No organization has unlimited budget and resources. To select the right ideas to implement, a second or third round of review and prioritization may be necessary. Depending on the scope of the ideas, upper management may need to approve them. It's highly recommended to have senior managers involved in the selection of ideas in the 2nd or 3rd round of reviews. Since management cares about the bottom-line, quantify how the idea will impact revenue, cost, or customer experience and satisfaction. Identify key success metrics.

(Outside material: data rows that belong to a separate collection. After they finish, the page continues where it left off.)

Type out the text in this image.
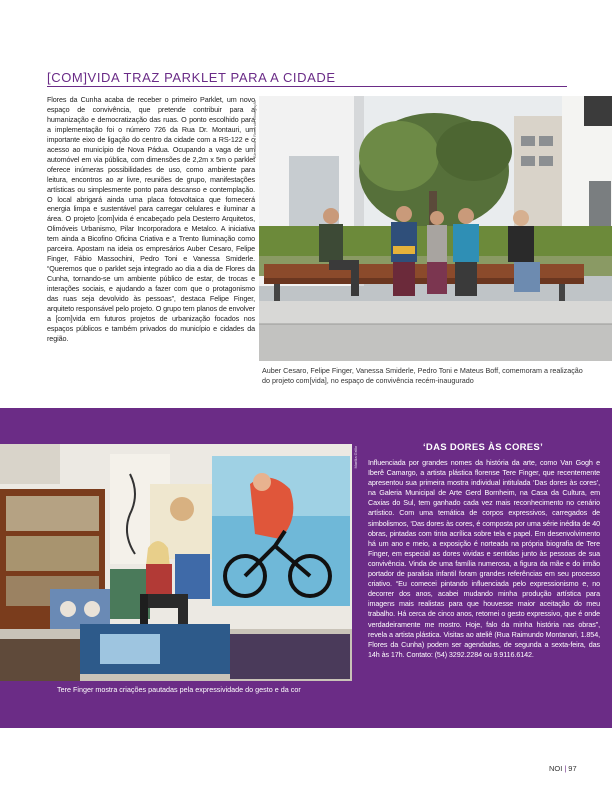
[COM]VIDA TRAZ PARKLET PARA A CIDADE

Flores da Cunha acaba de receber o primeiro Parklet, um novo espaço de convivência, que pretende contribuir para a humanização e democratização das ruas. O ponto escolhido para a implementação foi o número 726 da Rua Dr. Montauri, um importante eixo de ligação do centro da cidade com a RS-122 e o acesso ao município de Nova Pádua. Ocupando a vaga de um automóvel em via pública, com dimensões de 2,2m x 5m o parklet oferece inúmeras possibilidades de uso, como ambiente para leitura, encontros ao ar livre, reuniões de grupo, manifestações artísticas ou simplesmente ponto para descanso e contemplação. O local abrigará ainda uma placa fotovoltaica que fornecerá energia limpa e sustentável para carregar celulares e iluminar a área. O projeto [com]vida é encabeçado pela Desterro Arquitetos, Olimóveis Urbanismo, Pilar Incorporadora e Metalco. A iniciativa tem ainda a Bicofino Oficina Criativa e a Trento Iluminação como parceira. Apostam na ideia os empresários Auber Cesaro, Felipe Finger, Fábio Massochini, Pedro Toni e Vanessa Smiderle. “Queremos que o parklet seja integrado ao dia a dia de Flores da Cunha, tornando-se um ambiente público de estar, de trocas e interações sociais, e ajudando a fazer com que o protagonismo das ruas seja devolvido às pessoas”, destaca Felipe Finger, arquiteto responsável pelo projeto. O grupo tem planos de envolver a [com]vida em futuros projetos de urbanização focados nos espaços públicos e também privados do município e cidades da região.

Alessandra Rezende Divulgação
Auber Cesaro, Felipe Finger, Vanessa Smiderle, Pedro Toni e Mateus Boff, comemoram a realização do projeto com[vida], no espaço de convivência recém-inaugurado
Marília Grillo
Tere Finger mostra criações pautadas pela expressividade do gesto e da cor
‘DAS DORES ÀS CORES’

Influenciada por grandes nomes da história da arte, como Van Gogh e Iberê Camargo, a artista plástica florense Tere Finger, que recentemente apresentou sua primeira mostra individual intitulada ‘Das dores às cores’, na Galeria Municipal de Arte Gerd Bornheim, na Casa da Cultura, em Caxias do Sul, tem ganhado cada vez mais reconhecimento no cenário artístico. Com uma temática de corpos expressivos, carregados de simbolismos, ‘Das dores às cores, é composta por uma série inédita de 40 obras, pintadas com tinta acrílica sobre tela e papel. Em desenvolvimento há um ano e meio, a exposição é norteada na própria biografia de Tere Finger, em especial as dores vividas e sentidas junto às pessoas de sua convivência. Vinda de uma família numerosa, a figura da mãe e do irmão portador de paralisia infantil foram grandes referências em seu processo criativo. “Eu comecei pintando influenciada pelo expressionismo e, no decorrer dos anos, acabei mudando minha produção artística para imagens mais realistas para que houvesse maior aceitação do meu trabalho. Há cerca de cinco anos, retomei o gesto expressivo, que é onde verdadeiramente me mostro. Hoje, falo da minha história nas obras”, revela a artista plástica. Visitas ao ateliê (Rua Raimundo Montanari, 1.854, Flores da Cunha) podem ser agendadas, de segunda a sexta-feira, das 14h às 17h. Contato: (54) 3292.2284 ou 9.9116.6142.

NOI | 97
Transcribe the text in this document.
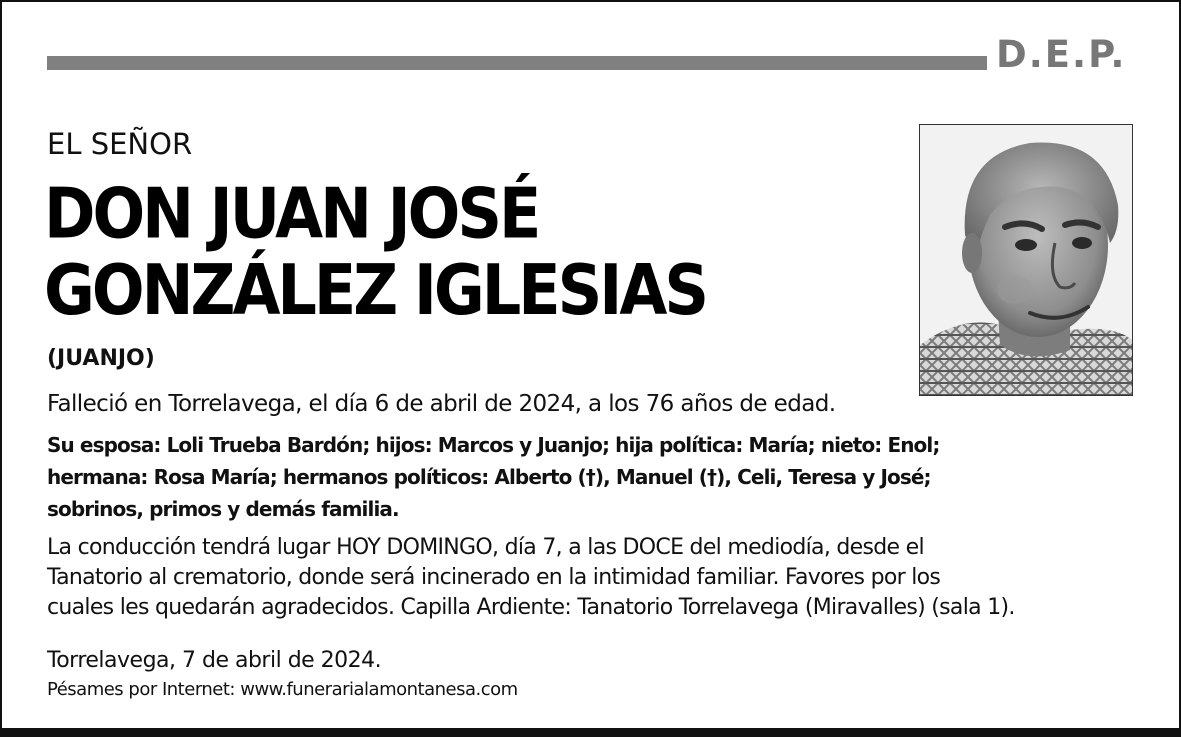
D.E.P.
EL SEÑOR
DON JUAN JOSÉ
GONZÁLEZ IGLESIAS
(JUANJO)
Falleció en Torrelavega, el día 6 de abril de 2024, a los 76 años de edad.
Su esposa: Loli Trueba Bardón; hijos: Marcos y Juanjo; hija política: María; nieto: Enol;
hermana: Rosa María; hermanos políticos: Alberto (†), Manuel (†), Celi, Teresa y José;
sobrinos, primos y demás familia.
La conducción tendrá lugar HOY DOMINGO, día 7, a las DOCE del mediodía, desde el
Tanatorio al crematorio, donde será incinerado en la intimidad familiar. Favores por los
cuales les quedarán agradecidos. Capilla Ardiente: Tanatorio Torrelavega (Miravalles) (sala 1).
Torrelavega, 7 de abril de 2024.
Pésames por Internet: www.funerarialamontanesa.com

Key consideration: Resource properly from internal organizations to review, screen, and prioritize ideas. Establish an automatic workflow process to make it easy for internal partners to review and prioritize ideas. It's a plus to get senior managers involved.

3. Implement ideas

Some ideas may be low-hanging fruit; but it still requires time and resources to implement. It's important to take care of two things before implementation: budget and resources. Clearly identify who should take the ownership of implementation and how much it will cost to do it. Sometimes, it makes sense to incorporate implementation of these ideas into the existing product launch or revision processes. Setting up regular review meetings to track progress is essential.

Key consideration: Settle budget and resources first. Identify clear project owners and allocate the right budget to support implementation.

4. Report the results

A process to track and report on the success or failure of idea implementation is essential. Starbucks was able to create a 5-year celebration infographic, due to their discipline in tracking idea implementations. Track actual results against the key success metrics you designed in step 2.

Key consideration: Have a process for tracking the results and share the results with the community and customers.

It takes time, process, budget and people to implement ideas from your customers. Once an idea is piloted successfully, it also takes time and effort to "scale" to different stores, different manufacturing facilities or different countries. Customers should not see the effort behind the scenes, but they should know you're listening to them and working on ideas and issues they care about.